Quelle est la deuxième erreur factuelle ? L’expert consulté par le Monde Afrique prétend que, dès que l’annonce de découvertes d’hydrocarbures a été faite, les salaires des fonctionnaires ont été augmentés. Une augmentation de salaire n’est pas intervenue dans la Fonction publique sénégalaise depuis le 11 août 2009. La dernière augmentation est intervenue dans ce secteur public, à la suite d’un protocole tripartite signé entre les centrales syndicales, le Patronat et l’Etat. Ce qui est constant, c’est une baisse d’impôts de l’ordre de 15000 FCFA, en moyenne qui avait impacté tous les travailleurs du secteur public et privé. Cette baisse a été actée en 2013, à la suite de la refonte globale du Code général des Impôts. La baisse des impôts des particuliers avait été prévue dans le protocole tripartite tantôt évoqué. Le Monde Afrique confond (sciemment ?) l’augmentation de salaire négociée et actée dans le secteur privé en 2019, avec la Fonction publique. Signalons que le secteur privé était resté dix ans sans aucune augmentation des traitements.
Troisième erreur factuelle. Écoutons l’expert du site du Monde Afrique pour comprendre : « Depuis 2012 et l’arrivée au pouvoir du président Macky Sall, la dette publique du Sénégal est passée de 42,9 % à 67 % du PIB en 2020, selon le Fonds monétaire international (FMI). Cet accroissement s’explique d’abord par les investissements massifs dans des projets d’infrastructures et de développement réalisés dans le cadre du Plan Sénégal émergent (PSE), mais pas seulement. Le pays a augmenté les salaires des fonctionnaires dès 2018. Il a aussi mis en place des subventions en faveur du secteur énergétique, malgré une hausse des cours », précise M. Omgba. Quand Macky Sall arrivait au pouvoir, la subvention accordée par l’État au secteur de l’énergie dépassait les 200 milliards par an. Il a maintenu les subventions qui sont allouées à ce secteur depuis pratiquement le premier choc pétrolier de 1973. Comment un expert qualifié peut-il ignorer cela ? En 2011, au-delà des subventions actées chaque année, les locations de barges de production électrique pour suppléer les défaillances de Senelec en la matière, avaient, au bas mot, coûté 300 milliards de nos francs. Pour un expert, la qualité de la prestation est tout sauf brillante.

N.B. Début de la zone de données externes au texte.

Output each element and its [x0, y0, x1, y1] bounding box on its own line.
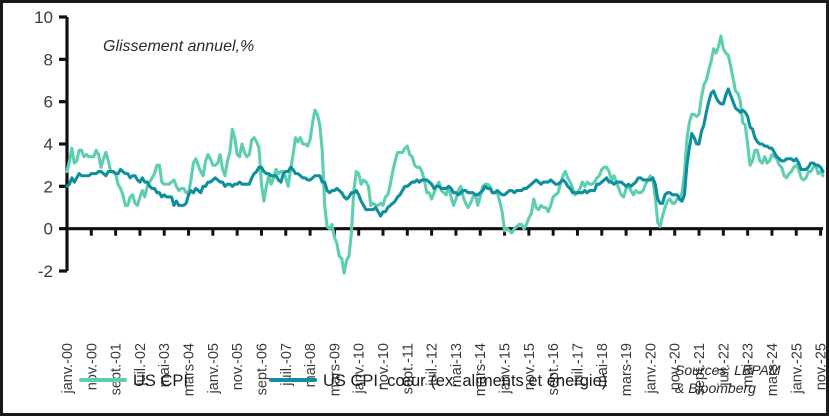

Quatrième erreur factuelle : « En juin 2019, une affaire de corruption sur ces contrats impliquant le frère du président sénégalais, Aliou Sall, avait indigné la population. En réponse, le gouvernement de Macky Sall a promulgué un nouveau code pétrolier promettant de respecter les intérêts du pays ». Faux ! La réforme du Code pétrolier a été adoptée le 24 janvier 2019. C’est dire donc, six mois avant cette affaire de corruption que vous évoquez non sans malice. La réforme de ce Code pétrolier procède d’une politique d’Etat de réformes en profondeur des secteurs minier, pétrolier et gazier du pays. C’est d’abord la réforme du Code minier qui a été réalisée deux ans avant que n’intervienne en janvier 2019 la réforme du Code pétrolier. Un nouveau Code gazier distinct du Code pétrolier a été dans la foulée adoptée. C’est cela la stricte vérité.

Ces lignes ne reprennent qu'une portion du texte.